IVA
20 Giugno 2024
L'Amministrazione non può pretendere che il contribuente svolga verifiche complesse e analoghe a quelle che la stessa Amministrazione può eseguire con i propri mezzi.
La Corte di Cassazione, nella sentenza n. 14102/2024, ha stabilito che sulle fatture inesistenti, per l’assolvimento dell’onere probatorio della conoscenza o conoscibilità dell’acquirente della frode consumata dal fornitore, l’Amministrazione non può pretendere che il contribuente svolga verifiche complesse e analoghe a quelle che la stessa Amministrazione può eseguire con i propri mezzi.
La vicenda riguarda l’indetraibilità dell’Iva per fatture soggettivamente inesistenti, emesse da un’impresa senza struttura o dipendenti, la quale aveva omesso alcuni importanti adempimenti fiscali. In tale situazione, secondo giurisprudenza consolidata (sia unionale che di legittimità), ai fini della rettifica dell’Iva sugli acquisti, l’Ufficio deve provare, anche in via presuntiva, che il cessionario conoscesse o comunque avrebbe potuto conoscere l’illecito perpetrato a monte dal cedente, tramite verifiche che lo stesso avrebbe dovuto porre in essere, volte a indagare se il venditore si sia reso “colpevole” di violazioni fiscali quali omesse dichiarazioni, omessi versamenti, precedenti contestazioni analoghe e così via.

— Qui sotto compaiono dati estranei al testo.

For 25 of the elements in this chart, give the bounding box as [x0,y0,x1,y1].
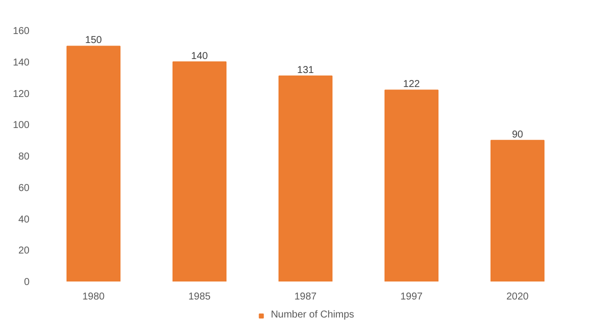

A nulla rileva, secondo tale giurisprudenza, che l’acquirente mai avrebbe potuto acquisire simili informazioni, sia perché sono dati non fruibili da terzi, sia perché non dispone né dei poteri né delle banche dati dell’Amministrazione Finanziaria. Nel caso oggetto della sentenza in commento, l’impresa cedente risultava regolarmente iscritta al Registro delle Imprese e le fatture dalla stessa fornite riportavano prezzi in linea con il mercato. Inoltre, nessuna più approfondita analisi della struttura organizzativa della stessa, a opera del ricorrente, avrebbe potuto essere messa in atto, non potendo lo stesso accedere agli stessi strumenti di indagine di cui possono disporre gli Uffici finanziari.